What is Precision in Data Science?
Definitions
Assuming we have a model that distinguishes between positive $P$ and negative $N$ in a classification problem, let’s define the number of correctly identified positives as true positive $TP$, correctly identified negatives as true negative $TN$, incorrectly identified positives (as negative) as false negative $FN$, and incorrectly identified negatives (as positive) as false positive $FP$.
Mathematical Definition
The following value is referred to as the model’s Precision. $$ \textrm{Precision} := {{ TP } \over { TP + FP }} $$
Explanation
Precision measures how accurate the model is when it identifies a case as positive. Although similar to and often confusing with accuracy, it’s better to memorize their English terms, accuracy and precision, to avoid confusion.

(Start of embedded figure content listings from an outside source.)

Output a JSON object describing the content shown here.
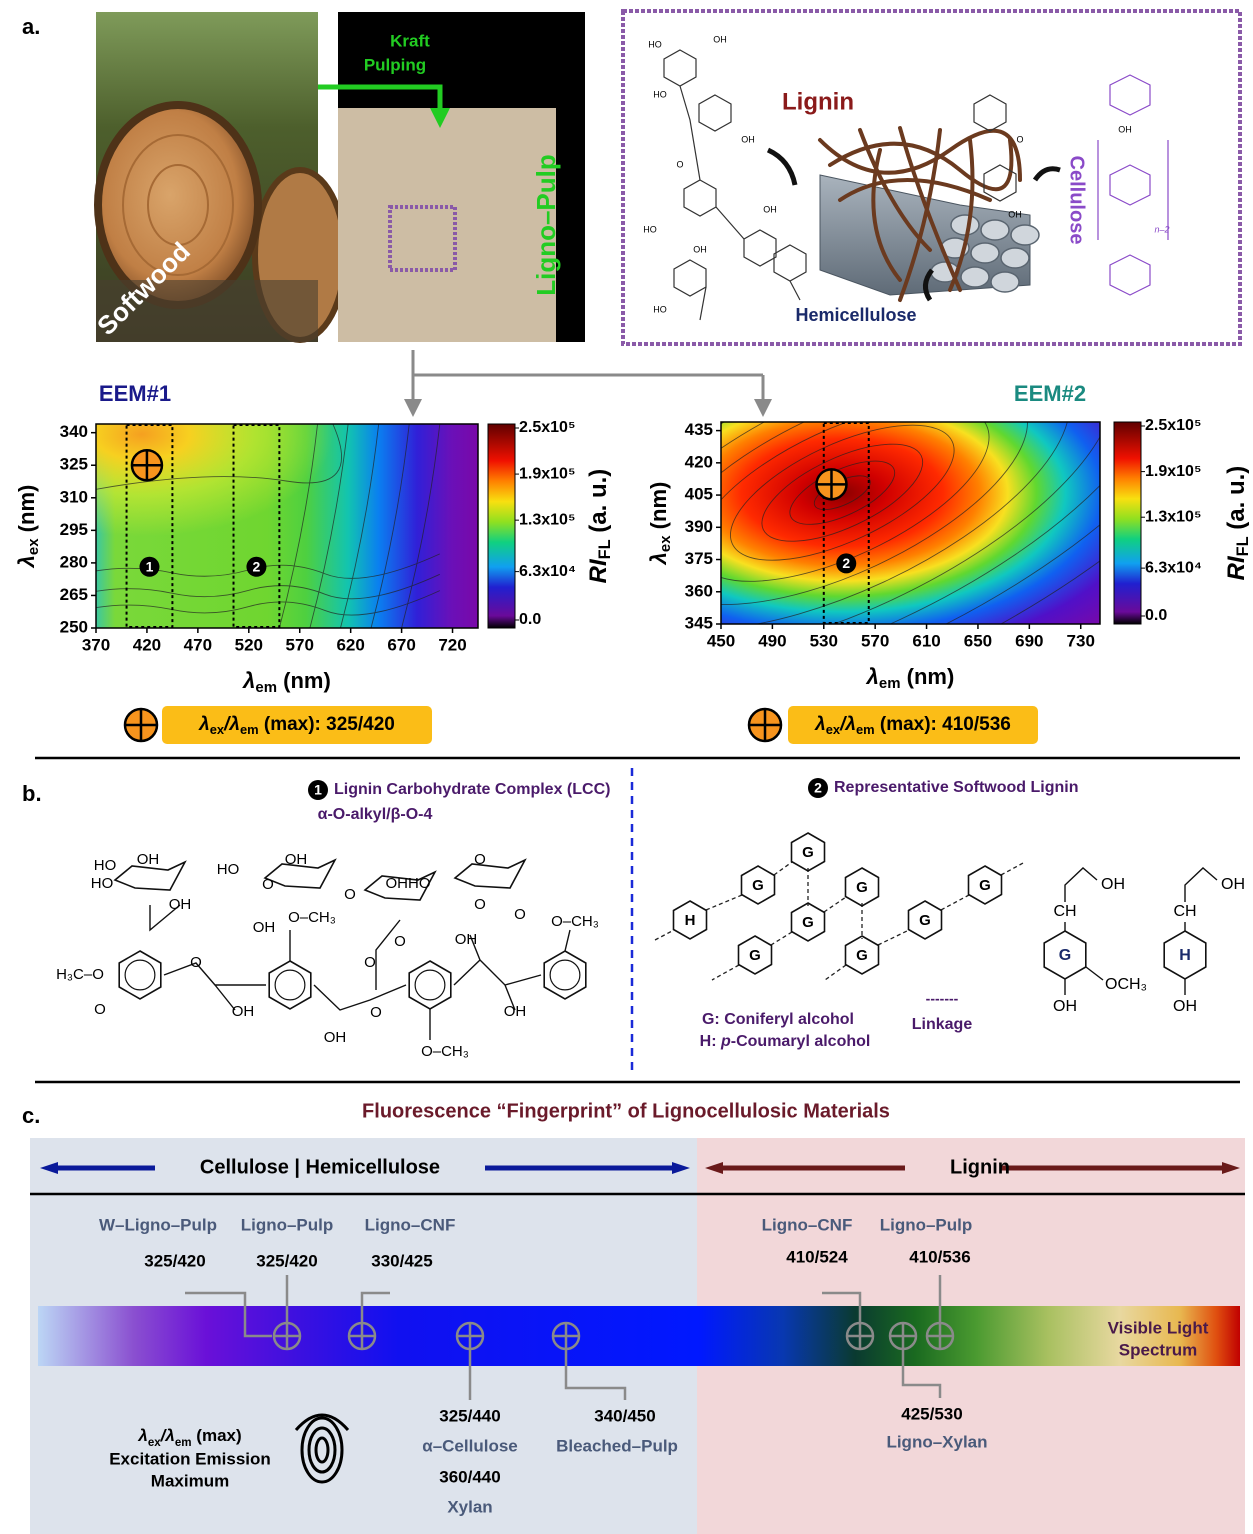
{
  "panel_a": {
    "label": "a.",
    "kraft": [
      "Kraft",
      "Pulping"
    ],
    "softwood": "Softwood",
    "ligno_pulp": "Ligno–Pulp",
    "lignin": "Lignin",
    "cellulose": "Cellulose",
    "hemicellulose": "Hemicellulose",
    "n_label": "n–2",
    "atoms": [
      "HO",
      "OH",
      "HO",
      "OH",
      "O",
      "HO",
      "OH",
      "OH",
      "HO",
      "O",
      "OH",
      "OH"
    ]
  },
  "chart_data": [
    {
      "type": "contour",
      "title": "EEM#1",
      "xlabel": [
        "λ",
        "em",
        " (nm)"
      ],
      "ylabel": [
        "λ",
        "ex",
        " (nm)"
      ],
      "xlim": [
        370,
        745
      ],
      "xticks": [
        370,
        420,
        470,
        520,
        570,
        620,
        670,
        720
      ],
      "ylim": [
        250,
        344
      ],
      "yticks": [
        250,
        265,
        280,
        295,
        310,
        325,
        340
      ],
      "colorbar_label": [
        "RI",
        "FL",
        " (a. u.)"
      ],
      "clim": [
        0,
        250000
      ],
      "cticks": [
        {
          "value": 0,
          "label": "0.0"
        },
        {
          "value": 63000,
          "label": "6.3x10⁴"
        },
        {
          "value": 130000,
          "label": "1.3x10⁵"
        },
        {
          "value": 190000,
          "label": "1.9x10⁵"
        },
        {
          "value": 250000,
          "label": "2.5x10⁵"
        }
      ],
      "regions": [
        {
          "label": "1",
          "em": [
            400,
            445
          ]
        },
        {
          "label": "2",
          "em": [
            505,
            550
          ]
        }
      ],
      "peak": {
        "ex": 325,
        "em": 420
      },
      "max_label": {
        "parts": [
          "λ",
          "ex",
          "/λ",
          "em",
          " (max): "
        ],
        "value": "325/420"
      }
    },
    {
      "type": "contour",
      "title": "EEM#2",
      "xlabel": [
        "λ",
        "em",
        " (nm)"
      ],
      "ylabel": [
        "λ",
        "ex",
        " (nm)"
      ],
      "xlim": [
        450,
        745
      ],
      "xticks": [
        450,
        490,
        530,
        570,
        610,
        650,
        690,
        730
      ],
      "ylim": [
        345,
        439
      ],
      "yticks": [
        345,
        360,
        375,
        390,
        405,
        420,
        435
      ],
      "colorbar_label": [
        "RI",
        "FL",
        " (a. u.)"
      ],
      "clim": [
        0,
        250000
      ],
      "cticks": [
        {
          "value": 0,
          "label": "0.0"
        },
        {
          "value": 63000,
          "label": "6.3x10⁴"
        },
        {
          "value": 130000,
          "label": "1.3x10⁵"
        },
        {
          "value": 190000,
          "label": "1.9x10⁵"
        },
        {
          "value": 250000,
          "label": "2.5x10⁵"
        }
      ],
      "regions": [
        {
          "label": "2",
          "em": [
            530,
            565
          ]
        }
      ],
      "peak": {
        "ex": 410,
        "em": 536
      },
      "max_label": {
        "parts": [
          "λ",
          "ex",
          "/λ",
          "em",
          " (max): "
        ],
        "value": "410/536"
      }
    }
  ],
  "panel_b": {
    "label": "b.",
    "lcc_number": "1",
    "lcc_title": "Lignin Carbohydrate Complex (LCC)",
    "lcc_subtitle": "α-O-alkyl/β-O-4",
    "lcc_atoms": [
      "OH",
      "HO",
      "HO",
      "OH",
      "HO",
      "OH",
      "O",
      "OHHO",
      "O",
      "OH",
      "O–CH₃",
      "O",
      "O",
      "H₃C–O",
      "O",
      "O",
      "OH",
      "O",
      "OH",
      "OH",
      "OH",
      "O–CH₃",
      "O–CH₃",
      "O",
      "O",
      "O"
    ],
    "lignin_number": "2",
    "lignin_title": "Representative Softwood Lignin",
    "network": [
      "H",
      "G",
      "G",
      "G",
      "G",
      "G",
      "G",
      "G",
      "G"
    ],
    "legend_g": "G: Coniferyl alcohol",
    "legend_h": [
      "H: ",
      "p",
      "-Coumaryl alcohol"
    ],
    "linkage_symbol": "-------",
    "linkage": "Linkage",
    "monomer_g": {
      "ring": "G",
      "ch": "CH",
      "oh_top": "OH",
      "och3": "OCH₃",
      "oh_bottom": "OH"
    },
    "monomer_h": {
      "ring": "H",
      "ch": "CH",
      "oh_top": "OH",
      "oh_bottom": "OH"
    }
  },
  "panel_c": {
    "label": "c.",
    "title": "Fluorescence “Fingerprint” of Lignocellulosic Materials",
    "left_header": "Cellulose | Hemicellulose",
    "right_header": "Lignin",
    "above": [
      {
        "name": "W–Ligno–Pulp",
        "value": "325/420"
      },
      {
        "name": "Ligno–Pulp",
        "value": "325/420"
      },
      {
        "name": "Ligno–CNF",
        "value": "330/425"
      },
      {
        "name": "Ligno–CNF",
        "value": "410/524"
      },
      {
        "name": "Ligno–Pulp",
        "value": "410/536"
      }
    ],
    "below": [
      {
        "value": "325/440",
        "name": "α–Cellulose"
      },
      {
        "value": "360/440",
        "name": "Xylan"
      },
      {
        "value": "340/450",
        "name": "Bleached–Pulp"
      },
      {
        "value": "425/530",
        "name": "Ligno–Xylan"
      }
    ],
    "legend": {
      "parts": [
        "λ",
        "ex",
        "/λ",
        "em",
        " (max)"
      ],
      "line2": "Excitation Emission",
      "line3": "Maximum"
    },
    "spectrum": [
      "Visible Light",
      "Spectrum"
    ]
  }
}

Situations Where Precision is Important
- Start by reading this post: Situations Where Accuracy is Overestimated in Data Science
From the above considerations, it’s understandable that accuracy isn’t the sole measure for evaluating a classification model’s efficacy. A model claiming “I have high precision” essentially asserts, “If I label something as positive, it definitely is.” Precision is often considered a performance metric in scenarios where type 1 errors are more critical:
- Spam emails: An often cited example where precision is critical. If the model identifies an email as spam, it must do so with considerable certainty. Having spam emails pile up is not a huge problem, but failing to deliver crucial information to the user due to misclassification can cause serious issues.
- Legal judgements: Although not entirely substituted by machine models, considering a judge’s decision on guilt (positive) or innocence in a binary classification problem is appropriate. If a judge A’s precision is 100%, it means that while the exact number of released criminals is unknown, no innocent person has been wrongfully convicted. In legal terms, ‘accuracy in most decisions’ is harder to value over ’not sacrificing innocents’.
Situations Where Precision is Overestimated
Like accuracy, precision is not a panacea. Looking at precision’s denominator, $(TP + FP)$, it consists of ’the count of positive identifications,’ whether true positive or false positive. This means regardless of how many actual positive cases there are, the denominator can reduce, suggesting the figure might be manipulated by conservatively identifying positive cases.
For instance, if model A identifies 9 out of 100 positive samples as positive and misses one, then its precision is $$ {{ 9 } \over { 9 + 1 }} = 90 \% $$ Even though $90 \%$ looks somewhat respectable, the remaining 91 positive samples are disregarded. On the other hand, let another model B identify 90 out of the positive samples correctly, missing the rest 10, result in a precision of $$ {{ 90 } \over { 90 + 10 }} = 90 \% $$ Models A and B are evaluated to have equivalent performance in terms of precision, which may seem unfair to B. However, strictly speaking, their precision isn’t misrepresented; the reliability of their positive identifications is measured equally, and there’s nothing incorrect about that interpretation itself.
Yet, if one feels “B is better than A”, then it indicates an understanding of how precision can be overestimated. In simple terms, A is overly cautious, prudent but somewhat frustrating. In a way, the opposite of this is recall, and considering both their drawbacks simultaneously gives rise to the $F_{1}$ score.